Some parts are similar to "rough parsing ". That is to say, the progress of multipart work, the existing mark based on the syntax component, or the sign that you manually add or use the regular expression and the program logic for semi-automatic generation. However, to be exact, this is not a real resolution (there is no same generation rule ). For example:
Listing 7. partition parsing/adding tags: Words and larger units
>>> from nltk.parser.chunk import ChunkedTaggedTokenizer>>> chunked = "[ the/DT little/JJ cat/NN ] sat/VBD on/IN [ the/DT mat/NN ]">>> sentence = Token(TEXT=chunked)>>> tokenizer = ChunkedTaggedTokenizer(chunk_node='NP')>>> tokenizer.tokenize(sentence)>>> sentence['SUBTOKENS'][0](NP:
)>>> sentence['SUBTOKENS'][0]['NODE']'NP'>>> sentence['SUBTOKENS'][0]['CHILDREN'][0]
>>> sentence['SUBTOKENS'][0]['CHILDREN'][0]['TAG']'DT'>>> chunk_structure = TreeToken(NODE='S', CHILDREN=sentence['SUBTOKENS'])(S: (NP:
)
(NP:
))
The mentioned multipart work can be completed by the nltk. tokenizer. RegexpChunkParser class using a pseudo-regular expression to describe a series of tags that constitute the syntax element. Here is an example in the probability tutorial:
Listing 8. use the regular expression on the tag to partition
>>> rule1 = ChunkRule('
?
*
',... 'Chunk optional det, zero or more adj, and a noun')>>> chunkparser = RegexpChunkParser([rule1], chunk_node='NP', top_node='S')>>> chunkparser.parse(sentence)>>> print sent['TREE'](S: (NP:
)
(NP:
))
The true analysis will lead us into many theoretical fields. For example, the top-down parser ensures that every possible product is found, but it may be very slow because frequent (exponential) backtracking is required. Shift-reduce is more efficient, but some products may be missed. In either case, the declaration of a syntax rule is similar to that of a parsing human language. This column has introduced some of the following: SimpleParse, mx. TextTools, Spark, and gnosis. xml. validity (see references ).
Even in addition to the top-down and shift-reduce parsers, NLTK also provides the "chart parsers", which can create partial assumptions, such a given sequence can then complete a rule. This method can be both effective and complete.
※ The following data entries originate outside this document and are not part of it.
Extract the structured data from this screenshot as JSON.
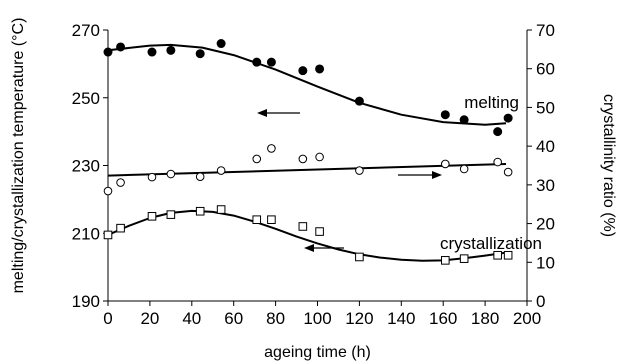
{
  "chart_data": {
    "type": "scatter",
    "title": "",
    "xlabel": "ageing time (h)",
    "ylabel": "melting/crystallization temperature (°C)",
    "y2label": "crystallinity ratio (%)",
    "xlim": [
      0,
      200
    ],
    "ylim": [
      190,
      270
    ],
    "y2lim": [
      0,
      70
    ],
    "xticks": [
      "0",
      "20",
      "40",
      "60",
      "80",
      "100",
      "120",
      "140",
      "160",
      "180",
      "200"
    ],
    "yticks": [
      "190",
      "210",
      "230",
      "250",
      "270"
    ],
    "y2ticks": [
      "0",
      "10",
      "20",
      "30",
      "40",
      "50",
      "60",
      "70"
    ],
    "grid": false,
    "series": [
      {
        "name": "melting",
        "axis": "left",
        "marker": "filled-circle",
        "x": [
          0,
          6,
          21,
          30,
          44,
          54,
          71,
          78,
          93,
          101,
          120,
          161,
          170,
          186,
          191
        ],
        "y": [
          263.5,
          265,
          263.5,
          264,
          263,
          266,
          260.5,
          260.5,
          258,
          258.5,
          249,
          245,
          243.5,
          240,
          244
        ],
        "fit": [
          [
            0,
            264
          ],
          [
            20,
            265.4
          ],
          [
            30,
            265.6
          ],
          [
            45,
            264.8
          ],
          [
            60,
            262.6
          ],
          [
            80,
            258.3
          ],
          [
            100,
            253.3
          ],
          [
            120,
            248.5
          ],
          [
            140,
            245
          ],
          [
            160,
            242.8
          ],
          [
            180,
            242
          ],
          [
            190,
            242.5
          ]
        ]
      },
      {
        "name": "crystallinity",
        "axis": "right",
        "marker": "open-circle",
        "x": [
          0,
          6,
          21,
          30,
          44,
          54,
          71,
          78,
          93,
          101,
          120,
          161,
          170,
          186,
          191
        ],
        "y": [
          28.4,
          30.6,
          32,
          32.8,
          32.1,
          33.7,
          36.7,
          39.4,
          36.7,
          37.2,
          33.7,
          35.4,
          34.1,
          35.9,
          33.3
        ],
        "fit": [
          [
            0,
            32.4
          ],
          [
            190,
            35.4
          ]
        ]
      },
      {
        "name": "crystallization",
        "axis": "left",
        "marker": "open-square",
        "x": [
          0,
          6,
          21,
          30,
          44,
          54,
          71,
          78,
          93,
          101,
          120,
          161,
          170,
          186,
          191
        ],
        "y": [
          209.5,
          211.5,
          215,
          215.5,
          216.5,
          217,
          214,
          214,
          212,
          210.5,
          203,
          202,
          202.5,
          203.5,
          203.5
        ],
        "fit": [
          [
            0,
            209.5
          ],
          [
            10,
            212.2
          ],
          [
            20,
            214.5
          ],
          [
            30,
            216
          ],
          [
            40,
            216.6
          ],
          [
            50,
            216.3
          ],
          [
            60,
            215.2
          ],
          [
            70,
            213.4
          ],
          [
            80,
            211.3
          ],
          [
            90,
            209
          ],
          [
            100,
            207
          ],
          [
            110,
            205.2
          ],
          [
            120,
            203.8
          ],
          [
            130,
            202.8
          ],
          [
            140,
            202.2
          ],
          [
            150,
            201.9
          ],
          [
            160,
            202
          ],
          [
            170,
            202.6
          ],
          [
            180,
            203.4
          ],
          [
            190,
            204.3
          ]
        ]
      }
    ],
    "annotations": [
      {
        "text": "melting",
        "arrow": "left"
      },
      {
        "text": "",
        "arrow": "right"
      },
      {
        "text": "crystallization",
        "arrow": "left"
      }
    ]
  }
}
A vivid (toy-level) example:
Listing 9. defining basic products for context-free syntax
>>> from nltk.parser.chart import *>>> grammar = CFG.parse('''... S -> NP VP... VP -> V NP | VP PP... V -> "saw" | "ate"... NP -> "John" | "Mary" | "Bob" | Det N | NP PP... Det -> "a" | "an" | "the" | "my"... N -> "dog" | "cat" | "cookie"... PP -> P NP... P -> "on" | "by" | "with"... ''')>>> sentence = Token(TEXT='John saw a cat with my cookie')>>> WSTokenizer().tokenize(sentence)>>> parser = ChartParser(grammar, BU_STRATEGY, LEAF='TEXT')>>> parser.parse_n(sentence)>>> for tree in sentence['TREES']: print tree(S: (NP:
) (VP: (VP: (V:
) (NP: (Det: ) (N:
))) (PP: (P:
) (NP: (Det:
) (N:
)))))(S: (NP:
) (VP: (V:
) (NP: (NP: (Det: ) (N:
)) (PP: (P:
) (NP: (Det:
) (N:
))))))
Probabilistic context-free grammar (or PCFG) is a context-independent syntax that associates each of its products with a probability. Likewise, the parser used for probability resolution is bound to the NLTK.
What are you waiting?
NLTK also has other important functions not covered in this brief introduction. For example, NLTK has a complete framework for text classification through statistical techniques similar to "naive Bayesian" and "maximum entropy. Even if there is still space, I still cannot explain its nature. However, I think that even a lower NLTK layer can become a practical framework that can be used both for teaching applications and for practical applications.